Pero los protagonistas de novela negra anglosajona, en realidad, se entretienen poco en comer, son más de darse a la bebida pero, eso sí, sofisticada y precisa para que se note que tienen cierta clase. Ese James Bond y su Vesper Martini de estricta realización en receta de "Casino Royale": "tres medidas de Gordon's, una de vodka, media de Kina Lillet. Agítelo bien hasta que este helado; entonces añada una peladura de limón". Todo un pelotazo después del que parece inconcebible que acertara a disparar al malo de turno. O Philip Marlowe y su Gimmlet con dos partes de lima y cinco de ginebra.

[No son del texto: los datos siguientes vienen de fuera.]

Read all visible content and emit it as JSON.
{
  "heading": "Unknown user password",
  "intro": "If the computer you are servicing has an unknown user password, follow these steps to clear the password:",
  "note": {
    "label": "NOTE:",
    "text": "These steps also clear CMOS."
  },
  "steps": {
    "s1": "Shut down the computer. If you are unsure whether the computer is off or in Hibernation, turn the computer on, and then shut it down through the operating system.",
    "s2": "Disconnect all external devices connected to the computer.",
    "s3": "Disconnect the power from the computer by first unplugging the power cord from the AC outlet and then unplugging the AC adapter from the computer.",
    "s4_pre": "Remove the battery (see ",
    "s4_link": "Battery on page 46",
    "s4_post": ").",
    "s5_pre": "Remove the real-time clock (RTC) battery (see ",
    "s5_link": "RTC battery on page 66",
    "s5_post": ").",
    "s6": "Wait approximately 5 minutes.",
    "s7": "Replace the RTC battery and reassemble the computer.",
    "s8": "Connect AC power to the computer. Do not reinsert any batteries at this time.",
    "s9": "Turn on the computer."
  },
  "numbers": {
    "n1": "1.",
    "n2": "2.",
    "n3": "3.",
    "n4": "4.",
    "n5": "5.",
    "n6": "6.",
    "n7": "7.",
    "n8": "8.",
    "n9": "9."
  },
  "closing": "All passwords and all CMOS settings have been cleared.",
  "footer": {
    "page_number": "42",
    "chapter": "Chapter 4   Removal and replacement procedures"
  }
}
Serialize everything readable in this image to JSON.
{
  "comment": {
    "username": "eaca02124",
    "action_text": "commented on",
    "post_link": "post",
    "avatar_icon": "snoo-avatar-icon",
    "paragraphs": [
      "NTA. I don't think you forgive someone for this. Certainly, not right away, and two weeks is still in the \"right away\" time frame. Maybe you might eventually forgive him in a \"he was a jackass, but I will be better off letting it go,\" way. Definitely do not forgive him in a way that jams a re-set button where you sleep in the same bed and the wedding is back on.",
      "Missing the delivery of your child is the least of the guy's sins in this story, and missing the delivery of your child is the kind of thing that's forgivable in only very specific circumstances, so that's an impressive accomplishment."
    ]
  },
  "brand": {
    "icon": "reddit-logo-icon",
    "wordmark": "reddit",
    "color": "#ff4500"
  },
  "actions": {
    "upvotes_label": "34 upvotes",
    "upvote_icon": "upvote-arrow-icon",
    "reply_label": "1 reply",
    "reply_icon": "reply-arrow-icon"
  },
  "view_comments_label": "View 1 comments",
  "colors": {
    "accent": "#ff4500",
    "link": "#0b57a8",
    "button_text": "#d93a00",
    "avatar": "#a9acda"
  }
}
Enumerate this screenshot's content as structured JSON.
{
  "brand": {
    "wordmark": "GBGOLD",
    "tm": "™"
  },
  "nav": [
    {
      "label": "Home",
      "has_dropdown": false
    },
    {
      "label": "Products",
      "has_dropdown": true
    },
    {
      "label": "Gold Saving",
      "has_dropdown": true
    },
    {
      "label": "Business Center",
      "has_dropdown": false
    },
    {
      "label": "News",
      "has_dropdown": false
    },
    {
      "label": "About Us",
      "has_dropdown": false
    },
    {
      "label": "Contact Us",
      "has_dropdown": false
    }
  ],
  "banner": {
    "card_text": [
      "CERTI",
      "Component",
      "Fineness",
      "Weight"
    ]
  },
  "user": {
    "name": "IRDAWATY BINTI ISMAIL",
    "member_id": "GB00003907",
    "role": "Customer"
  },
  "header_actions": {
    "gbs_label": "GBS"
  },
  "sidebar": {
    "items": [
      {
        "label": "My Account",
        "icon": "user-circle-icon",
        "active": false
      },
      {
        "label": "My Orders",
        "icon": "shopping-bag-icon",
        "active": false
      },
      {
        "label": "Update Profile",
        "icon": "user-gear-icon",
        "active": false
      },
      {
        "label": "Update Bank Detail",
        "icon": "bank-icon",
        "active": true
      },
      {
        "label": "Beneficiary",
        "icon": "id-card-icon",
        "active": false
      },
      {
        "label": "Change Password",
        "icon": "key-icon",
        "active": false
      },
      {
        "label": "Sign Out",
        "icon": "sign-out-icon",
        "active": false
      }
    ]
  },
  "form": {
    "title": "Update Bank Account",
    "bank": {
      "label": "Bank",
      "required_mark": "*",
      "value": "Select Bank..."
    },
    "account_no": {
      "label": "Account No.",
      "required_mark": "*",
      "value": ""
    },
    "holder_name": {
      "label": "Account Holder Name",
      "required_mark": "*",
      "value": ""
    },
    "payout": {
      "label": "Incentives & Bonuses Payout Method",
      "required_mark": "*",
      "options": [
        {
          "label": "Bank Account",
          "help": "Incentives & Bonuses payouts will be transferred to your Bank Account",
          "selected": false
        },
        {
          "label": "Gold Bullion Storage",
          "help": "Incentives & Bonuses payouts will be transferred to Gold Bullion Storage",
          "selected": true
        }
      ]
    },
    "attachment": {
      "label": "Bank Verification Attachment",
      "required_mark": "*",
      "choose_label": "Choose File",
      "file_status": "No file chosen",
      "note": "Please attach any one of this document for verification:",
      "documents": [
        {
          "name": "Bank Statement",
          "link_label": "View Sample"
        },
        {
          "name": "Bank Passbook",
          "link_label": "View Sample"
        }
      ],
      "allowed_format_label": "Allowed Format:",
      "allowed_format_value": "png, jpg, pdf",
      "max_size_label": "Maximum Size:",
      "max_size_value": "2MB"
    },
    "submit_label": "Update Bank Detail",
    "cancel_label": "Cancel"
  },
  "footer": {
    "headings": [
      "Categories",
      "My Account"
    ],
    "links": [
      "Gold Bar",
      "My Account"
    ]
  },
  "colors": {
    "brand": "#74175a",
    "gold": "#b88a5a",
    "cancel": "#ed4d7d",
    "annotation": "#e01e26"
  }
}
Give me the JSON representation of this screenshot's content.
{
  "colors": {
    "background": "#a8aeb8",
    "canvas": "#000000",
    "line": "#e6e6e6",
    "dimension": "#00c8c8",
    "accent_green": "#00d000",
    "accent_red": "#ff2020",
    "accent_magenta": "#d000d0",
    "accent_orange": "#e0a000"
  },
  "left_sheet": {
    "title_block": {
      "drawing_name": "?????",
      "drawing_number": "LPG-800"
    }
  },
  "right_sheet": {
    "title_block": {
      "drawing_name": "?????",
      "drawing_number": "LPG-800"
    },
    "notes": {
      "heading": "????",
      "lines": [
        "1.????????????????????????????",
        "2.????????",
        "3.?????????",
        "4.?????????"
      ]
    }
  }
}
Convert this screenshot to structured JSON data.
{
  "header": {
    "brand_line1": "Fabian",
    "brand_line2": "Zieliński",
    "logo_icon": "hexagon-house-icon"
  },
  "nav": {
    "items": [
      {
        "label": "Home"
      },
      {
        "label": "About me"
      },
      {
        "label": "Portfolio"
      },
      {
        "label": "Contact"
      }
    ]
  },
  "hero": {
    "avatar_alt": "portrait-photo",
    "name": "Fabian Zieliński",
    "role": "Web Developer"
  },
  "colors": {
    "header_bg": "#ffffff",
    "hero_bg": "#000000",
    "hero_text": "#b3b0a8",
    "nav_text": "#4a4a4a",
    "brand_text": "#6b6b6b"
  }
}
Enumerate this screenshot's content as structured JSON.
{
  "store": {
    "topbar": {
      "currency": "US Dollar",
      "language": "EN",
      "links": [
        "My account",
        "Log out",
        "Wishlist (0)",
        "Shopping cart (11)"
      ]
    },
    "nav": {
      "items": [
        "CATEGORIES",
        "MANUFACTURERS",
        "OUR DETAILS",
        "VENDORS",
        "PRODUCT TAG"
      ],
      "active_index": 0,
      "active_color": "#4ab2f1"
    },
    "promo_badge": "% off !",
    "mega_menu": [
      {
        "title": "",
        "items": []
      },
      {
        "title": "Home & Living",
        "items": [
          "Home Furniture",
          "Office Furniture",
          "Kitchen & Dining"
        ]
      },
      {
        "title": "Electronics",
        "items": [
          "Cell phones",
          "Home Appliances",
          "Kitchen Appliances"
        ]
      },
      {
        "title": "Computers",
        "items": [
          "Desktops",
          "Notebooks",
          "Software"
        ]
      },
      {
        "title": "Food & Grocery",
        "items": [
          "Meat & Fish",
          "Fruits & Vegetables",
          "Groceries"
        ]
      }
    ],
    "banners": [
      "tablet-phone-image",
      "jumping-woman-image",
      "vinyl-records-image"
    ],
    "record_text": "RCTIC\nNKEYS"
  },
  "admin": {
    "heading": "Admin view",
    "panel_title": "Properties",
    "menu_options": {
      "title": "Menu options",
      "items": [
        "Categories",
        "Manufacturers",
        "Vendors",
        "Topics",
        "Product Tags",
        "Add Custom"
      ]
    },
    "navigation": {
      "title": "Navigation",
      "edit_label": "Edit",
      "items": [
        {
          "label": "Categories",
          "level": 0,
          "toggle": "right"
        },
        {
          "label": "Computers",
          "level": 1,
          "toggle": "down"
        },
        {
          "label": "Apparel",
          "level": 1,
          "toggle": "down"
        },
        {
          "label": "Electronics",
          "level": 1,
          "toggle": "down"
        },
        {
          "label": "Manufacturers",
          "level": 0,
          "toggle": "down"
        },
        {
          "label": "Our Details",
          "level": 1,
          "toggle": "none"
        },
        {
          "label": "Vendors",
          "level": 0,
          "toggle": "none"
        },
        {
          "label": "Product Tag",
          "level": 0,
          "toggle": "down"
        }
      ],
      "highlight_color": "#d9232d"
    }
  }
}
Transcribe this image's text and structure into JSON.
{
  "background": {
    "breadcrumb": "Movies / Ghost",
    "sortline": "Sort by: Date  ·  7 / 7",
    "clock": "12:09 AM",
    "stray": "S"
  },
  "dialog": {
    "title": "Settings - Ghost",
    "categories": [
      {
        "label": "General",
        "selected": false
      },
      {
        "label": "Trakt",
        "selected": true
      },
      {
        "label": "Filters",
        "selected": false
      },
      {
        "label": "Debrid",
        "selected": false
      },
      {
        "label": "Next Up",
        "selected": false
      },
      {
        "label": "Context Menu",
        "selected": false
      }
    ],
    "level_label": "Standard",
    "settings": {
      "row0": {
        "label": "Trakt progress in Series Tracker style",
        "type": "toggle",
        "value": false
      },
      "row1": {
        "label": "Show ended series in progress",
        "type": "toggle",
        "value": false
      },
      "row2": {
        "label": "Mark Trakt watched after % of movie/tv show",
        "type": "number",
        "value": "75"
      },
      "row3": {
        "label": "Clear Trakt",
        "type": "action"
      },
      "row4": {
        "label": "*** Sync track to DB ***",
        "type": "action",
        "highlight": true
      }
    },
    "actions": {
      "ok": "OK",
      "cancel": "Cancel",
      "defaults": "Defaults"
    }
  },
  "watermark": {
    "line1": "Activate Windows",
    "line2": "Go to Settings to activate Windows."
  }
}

En cambio, a los detectives meridionales les va más la buena cocina y el vino. Antes de Carvalho, Simenon ya había creado un inspector Maigret aficionado a la buena cocina en las expertas manos de su mujer. De manera que el repertorio de platos de sus novelas acaba mostrando un panorama amplio de la cocina clásica francesa.

En paralelo a nuestro llorado Vázquez Montalbán, el italiano Andrea Camilleri le homenajeó nada menos que dando su nombre a su Inspector Montalbano y creando un personaje que no se salta una comida y que conoce al dedillo los mejores menú de la Sicilia en la que desarrolla su difícil tarea policial. Montalbano no perdona su plato de pasta diario y variado ni su pescado del día, recién llevado por el pescador a quien da los buenos días cada mañana.

Pero ninguno de ellos llegó a dar a la gastronomía ese papel protagonista que Carvalho le otorga en la literatura y en la vida porque ya se sabe que "no hay que fiarse de la gente que habla con el estómago vacío".